Título: Ofensiva de batinas
Autor: Figueiredo, Janaína
Fonte: O Globo, 14/09/2007, O Mundo, p. 30

Oposição à reforma constitucional dificulta ainda mais relações da Igreja com Chávez.

Em mais um capítulo da disputa entre o presidente da Venezuela, Hugo Chávez, e a Igreja Católica de seu país, a Conferência Episcopal Venezuelana (CEV) questionou o projeto de reforma constitucional apresentado por ele, pediu um grande debate nacional sobre o assunto e defendeu a necessidade de transformar a Constituição num tratado de paz e não de guerra. Nunca antes na História da Venezuela, a Igreja havia protagonizado conflitos tão graves e irreversíveis com o presidente.

- Tivemos situações delicadas no passado, mas não tão difíceis como as que vemos hoje. Existiram disputas hierárquicas, bispos que discordavam de determinadas decisões presidenciais, mas hoje o que temos são conflitos sobre conceitos morais, sobre a doutrina da Igreja - explicou ao GLOBO o historiador Germán Carrera, da Universidade Central da Venezuela.

Segundo ele, "a ruptura entre a Igreja e o presidente não tem retorno".

- Chávez chegou a dizer que Jesus Cristo foi o primeiro socialista. Depois disso fica difícil recompor o vínculo com a Igreja - afirmou.

Em 5 de setembro, as autoridades da CEV se reuniram em Caracas para discutir o projeto de reforma constitucional enviado pelo presidente à Assembléia Nacional. "É importante que todos os venezuelanos, de todos os setores, de todas as ideologias, participem do debate e estudem em profundidade as mudanças sugeridas. A Constituição deve ser um tratado de paz e não de guerra", afirmou a CEV em nota.
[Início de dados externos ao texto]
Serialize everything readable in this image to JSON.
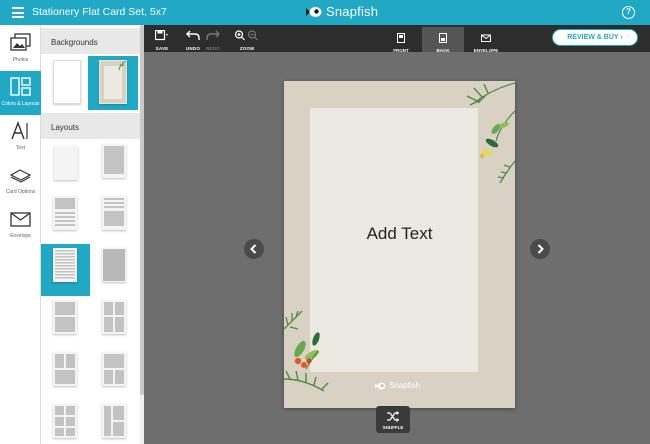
{
  "header": {
    "title": "Stationery Flat Card Set, 5x7",
    "brand": "Snapfish",
    "help": "?"
  },
  "rail": [
    {
      "label": "Photos",
      "icon": "photos-icon"
    },
    {
      "label": "Colors & Layouts",
      "icon": "layouts-icon",
      "active": true
    },
    {
      "label": "Text",
      "icon": "text-icon"
    },
    {
      "label": "Card Options",
      "icon": "card-options-icon"
    },
    {
      "label": "Envelope",
      "icon": "envelope-icon"
    }
  ],
  "panel": {
    "backgrounds_heading": "Backgrounds",
    "layouts_heading": "Layouts"
  },
  "toolbar": {
    "save": "SAVE",
    "undo": "UNDO",
    "redo": "REDO",
    "zoom": "ZOOM",
    "tabs": {
      "front": "FRONT",
      "back": "BACK",
      "envelope": "ENVELOPE"
    },
    "active_tab": "BACK",
    "review_buy": "REVIEW & BUY"
  },
  "canvas": {
    "add_text": "Add Text",
    "card_brand": "Snapfish",
    "shuffle": "SHUFFLE"
  },
  "colors": {
    "accent": "#21a8c4",
    "workspace": "#6e6e6e",
    "toolbar": "#2d2d2d"
  }
}
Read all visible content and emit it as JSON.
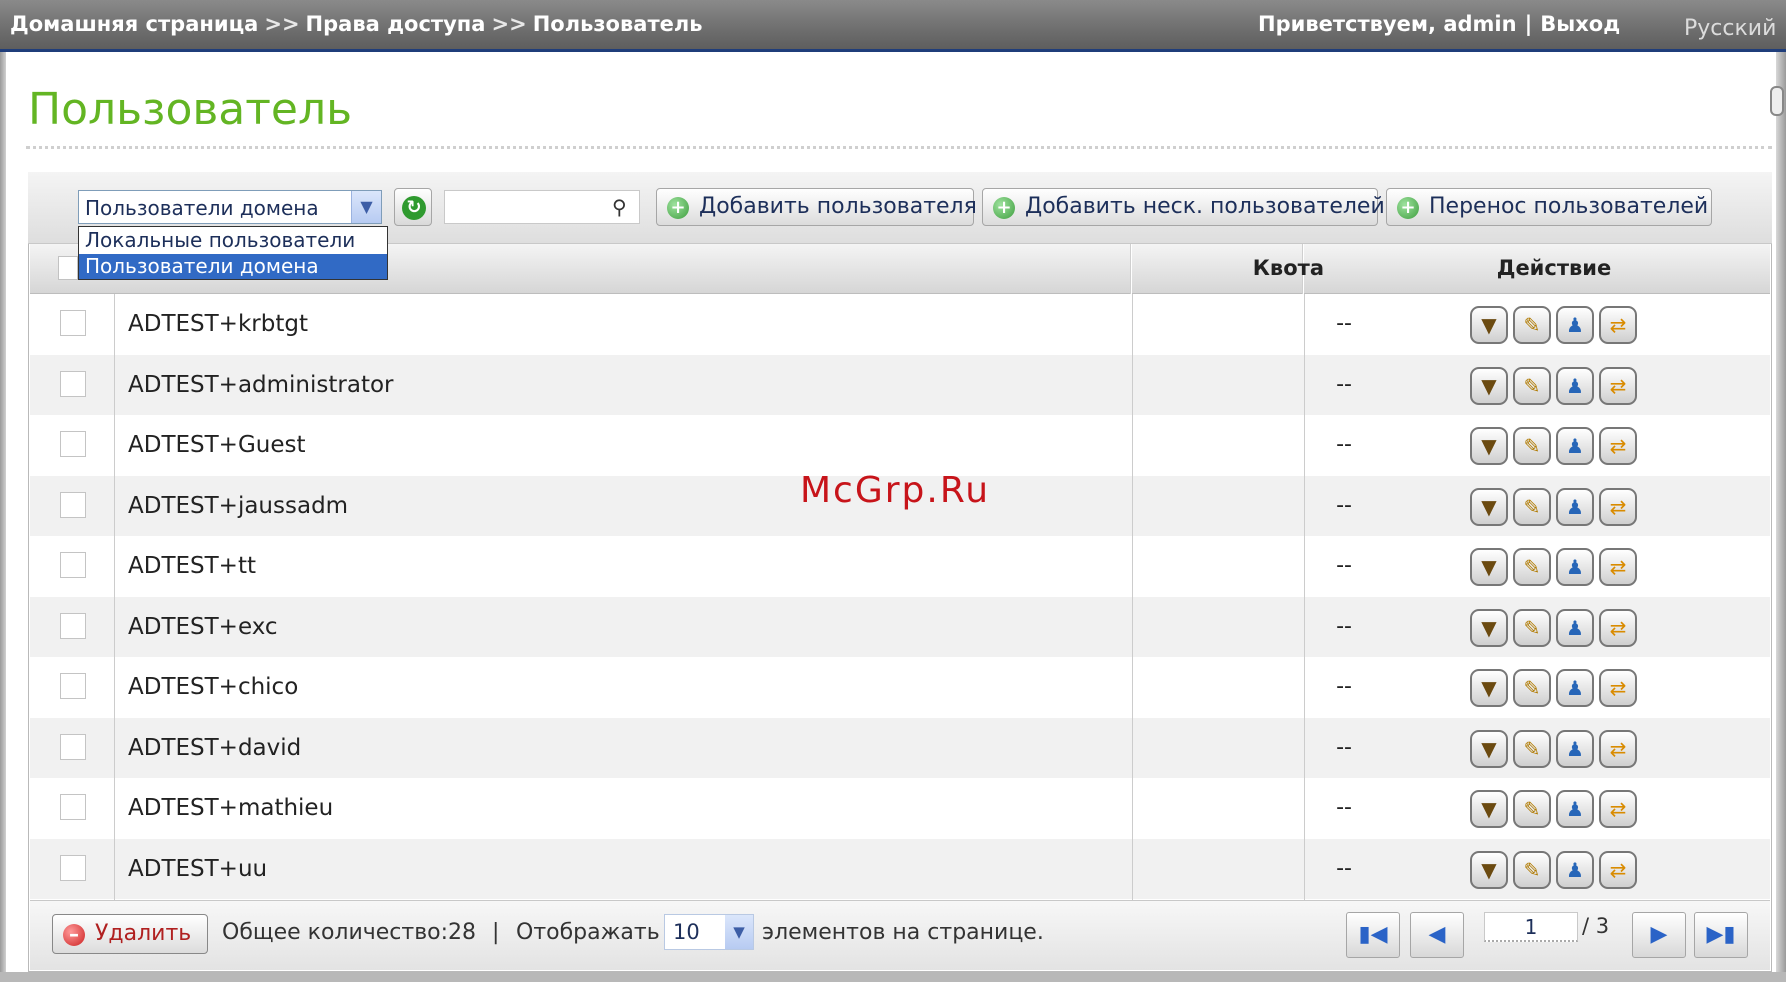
{
  "header": {
    "breadcrumb": [
      "Домашняя страница",
      "Права доступа",
      "Пользователь"
    ],
    "breadcrumb_sep": ">>",
    "greeting": "Приветствуем,",
    "user": "admin",
    "logout": "Выход",
    "language": "Русский"
  },
  "page": {
    "title": "Пользователь"
  },
  "toolbar": {
    "user_type_selected": "Пользователи домена",
    "user_type_options": [
      "Локальные пользователи",
      "Пользователи домена"
    ],
    "search_value": "",
    "add_user": "Добавить пользователя",
    "add_multiple": "Добавить неск. пользователей",
    "transfer_users": "Перенос пользователей"
  },
  "table": {
    "columns": {
      "quota": "Квота",
      "action": "Действие"
    },
    "rows": [
      {
        "name": "ADTEST+krbtgt",
        "quota": "--"
      },
      {
        "name": "ADTEST+administrator",
        "quota": "--"
      },
      {
        "name": "ADTEST+Guest",
        "quota": "--"
      },
      {
        "name": "ADTEST+jaussadm",
        "quota": "--"
      },
      {
        "name": "ADTEST+tt",
        "quota": "--"
      },
      {
        "name": "ADTEST+exc",
        "quota": "--"
      },
      {
        "name": "ADTEST+chico",
        "quota": "--"
      },
      {
        "name": "ADTEST+david",
        "quota": "--"
      },
      {
        "name": "ADTEST+mathieu",
        "quota": "--"
      },
      {
        "name": "ADTEST+uu",
        "quota": "--"
      }
    ],
    "row_action_icons": [
      "key-icon",
      "edit-icon",
      "user-group-icon",
      "transfer-icon"
    ]
  },
  "footer": {
    "delete": "Удалить",
    "total_label": "Общее количество:",
    "total_count": "28",
    "separator": "|",
    "show_label": "Отображать",
    "per_page": "10",
    "per_page_suffix": "элементов на странице.",
    "current_page": "1",
    "total_pages": "/ 3"
  },
  "watermark": "McGrp.Ru",
  "colors": {
    "title_green": "#63b523",
    "header_blue": "#1f3d7a",
    "selection_blue": "#316ac5",
    "watermark_red": "#c7141a"
  }
}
Os bispos venezuelanos pediram "um verdadeiro diálogo nacional sobre um assunto de tanta importância para o futuro do país", ressaltando que "devem ser ouvidas e respeitadas todas as opiniões". Foi designada uma comissão de quatro bispos para analisar cada detalhe da proposta e elaborar um relatório que será apresentado mês que vem.

Igreja mantém confiança do povo

Em julho, o presidente venezuelano, que acusa a Igreja de cumplicidade no golpe de Estado de abril de 2002, questionou a posição da CEV, que antes mesmo da entrega do projeto à Assembléia Nacional criticou alguns aspectos da reforma chavista, entre eles a reeleição indefinida.

- Até quando vão continuar, monsenhores? Não percebem que estão provocando um dano à Igreja Católica? Li na imprensa que estão preocupados porque a Constituição está sendo reformada em segredo... Que coisa tão absurda! - declarou Chávez.

Em seu discurso de posse de janeiro, ele atacou o vice-presidente da CEV, monsenhor Roberto Lückert.

- Monsenhor Lückert vai me esperar no inferno, ele não vai para o céu, vai para o inferno - alfinetou o presidente, que no mesmo discurso reiterou uma frase que provocou forte polêmica no país: - Jesus Cristo foi um dos grandes socialistas da História.

A resposta da Igreja foi dada pelo arcebispo de Caracas, cardeal Jorge Urosa: "Jesus Cristo não foi político. Não podemos dizer que Jesus Cristo aprove o sistema socialista nem o neoliberal capitalista, o monárquico ou o republicano", disse o cardeal Urosa, em entrevista ao jornal "El Universal".

A crise entre Chávez e a Igreja se aprofundou após o golpe de Estado de 2002, que o afastou do poder por 48 horas. Desde então, ele acusa a Igreja de ter participado do golpe e exige um pedido de desculpas ao país.

- Nenhum bispo pediu desculpas pelo apoio ao golpe de Estado, nem reconheceu o erro cometido - criticou o presidente, que após a morte do cardeal Ignacio Velasco em agosto chegou a dizer: "Morreu sem pedir desculpas. Ele assinou o decreto golpista".

Apesar dos constantes ataques de Chávez, a Igreja continua conservando uma boa imagem no país. Segundo pesquisa da empresa de consultoria Hinterlaces, realizada em agosto, 76% dos venezuelanos aprovam o papel das autoridades eclesiásticas.